DITO, a consortium of Dennis Uy's Udenna Corp. and Chelsea Logistics with state-owned China Telecom, recently signed a deal with the Philippine military to build facilities inside military camps.
The deal has drawn concerns over possible Chinese espionage, highlighting the level of distrust of Filipinos against the Chinese despite Manila and Beijing’s rapprochement under the administration of President Rodrigo Duterte.
Drilon underscored the sensitivity of the deal since DITO Telecommunity is backed by the Chinese government.
The deal, if approved by the defense department, would allow DITO to put up its facilities in some 130 sites where major telecommunications players Globe and PLDT are also present.

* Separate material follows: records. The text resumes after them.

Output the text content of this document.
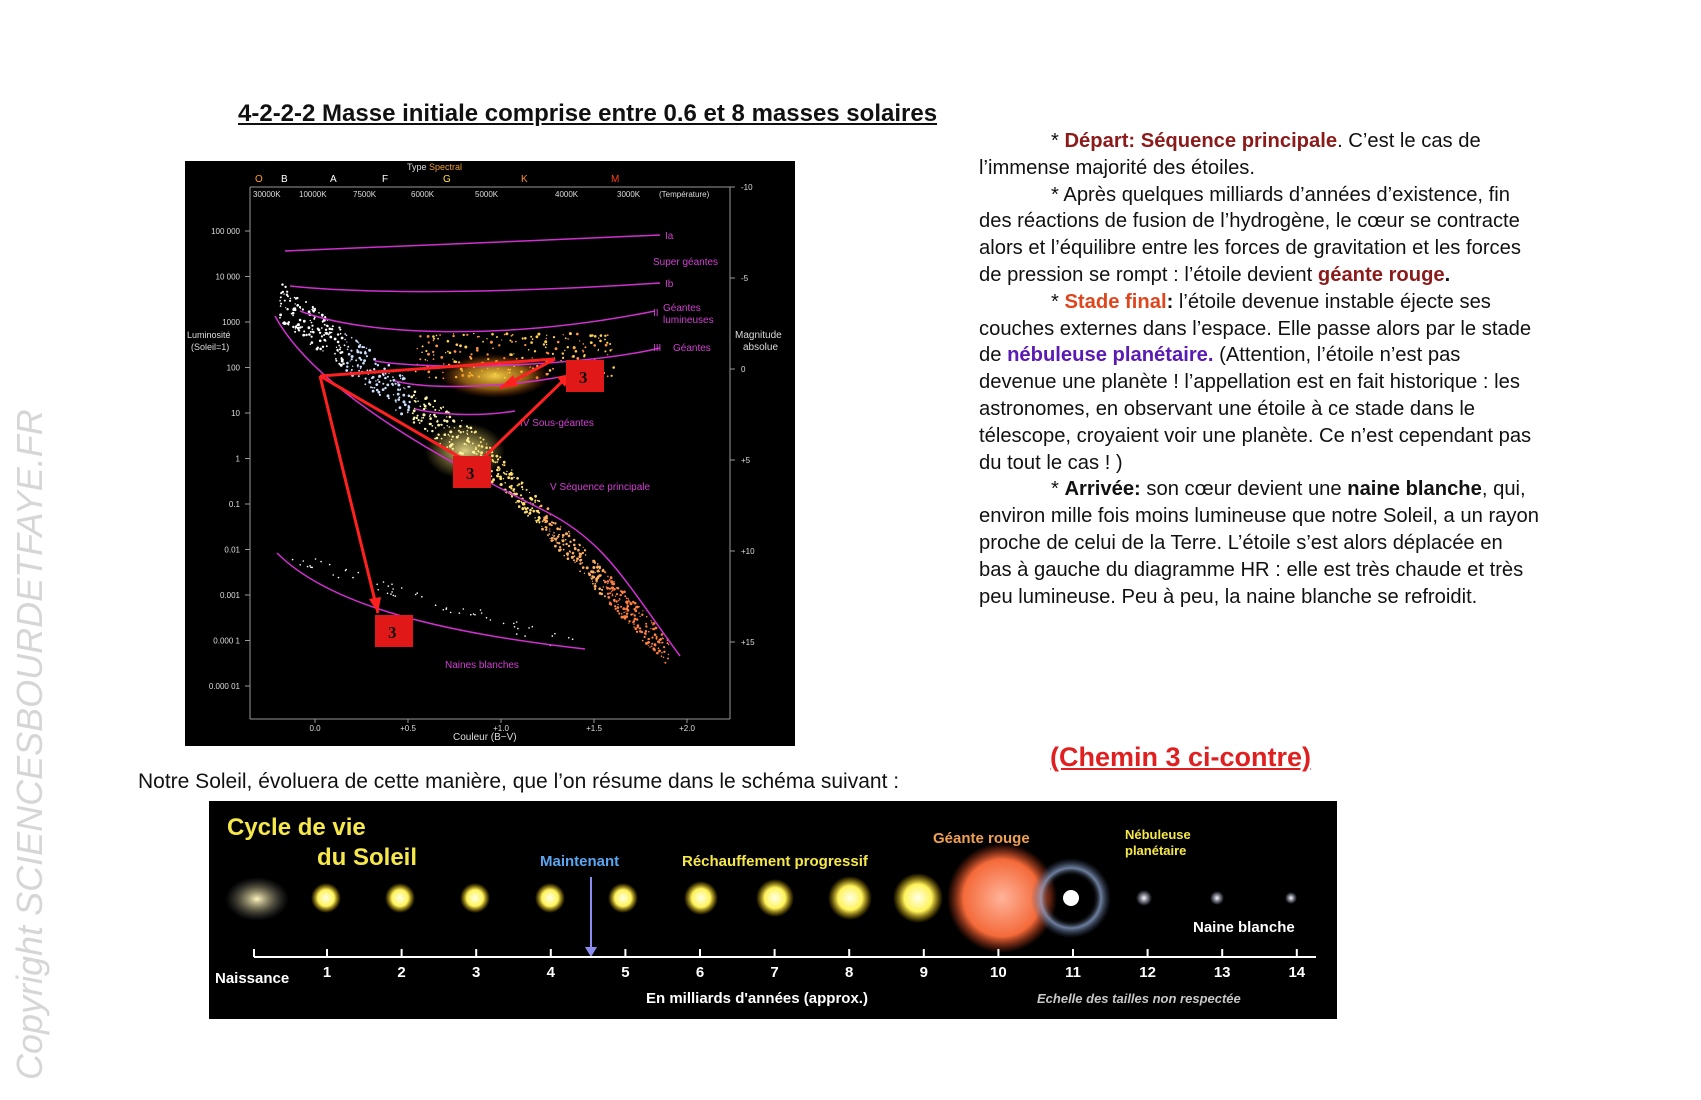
Copyright SCIENCESBOURDETFAYE.FR
4-2-2-2 Masse initiale comprise entre 0.6 et 8 masses solaires
O B	A	F	G	K	M
30000K 10000K	7500K	6000K	5000K	4000K	3000K (Température)
100 000
10 000
1000
100
10
1
0.1
0.01
0.001
0.000 1
0.000 01
-10
-5
0
+5
+10
+15
0.0	+0.5	+1.0	+1.5	+2.0
Type Spectral
Luminosité
(Soleil=1)
Magnitude
absolue
Couleur (B−V)
Ia
Super géantes
Ib
II Géantes
lumineuses
III Géantes
IV Sous-géantes
V Séquence principale
Naines blanches
3
3
3

* Départ: Séquence principale. C’est le cas de l’immense majorité des étoiles.

* Après quelques milliards d’années d’existence, fin des réactions de fusion de l’hydrogène, le cœur se contracte alors et l’équilibre entre les forces de gravitation et les forces de pression se rompt : l’étoile devient géante rouge.

* Stade final: l’étoile devenue instable éjecte ses couches externes dans l’espace. Elle passe alors par le stade de nébuleuse planétaire. (Attention, l’étoile n’est pas devenue une planète ! l’appellation est en fait historique : les astronomes, en observant une étoile à ce stade dans le télescope, croyaient voir une planète. Ce n’est cependant pas du tout le cas ! )

* Arrivée: son cœur devient une naine blanche, qui, environ mille fois moins lumineuse que notre Soleil, a un rayon proche de celui de la Terre. L’étoile s’est alors déplacée en bas à gauche du diagramme HR : elle est très chaude et très peu lumineuse. Peu à peu, la naine blanche se refroidit.

(Chemin 3 ci-contre)
Notre Soleil, évoluera de cette manière, que l’on résume dans le schéma suivant :
Cycle de vie
du Soleil	Maintenant	Réchauffement progressif
Géante rouge	Nébuleuse
planétaire
Naine blanche
1	2	3	4	5	6	7	8	9	10	11	12	13	14
Naissance
En milliards d'années (approx.)	Echelle des tailles non respectée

“Yes they will be located in areas where Globe and Smart are located, but that means mister secretary that the Chinese government will have 130 listening posts inside our camps,” Drilon told Lorenzana.
Upon Drilon’s prodding, Lorenzana said the memorandum of agreement between DITO and the Armed Forces can still be amended. He said he would decide whether to approve the deal or not in a week’s time.
Sen. Francis Pangilinan, however, requested for the deferment of the approval of the agreement.
“I also manifested my desire for the sub-committee on finance chaired by Sen. [Panfilo] Lacson to consider a separate hearing in executive session should it be warranted to discuss the national security repercussions of the DITO-AFP MOA,” Pangilinan said.
Lacson, for his part, said the government must demand compensation from the telcos for their use of government land.
DITO Telecommunity chief administrative officer Adel Tamano earlier said the third telco is a Filipino company and was legally granted a franchise to operate even if the consortium includes China Telecom.
The consortium formerly known as Mislatel received its license to operate in July and is expected to begin commercial operations by 2020.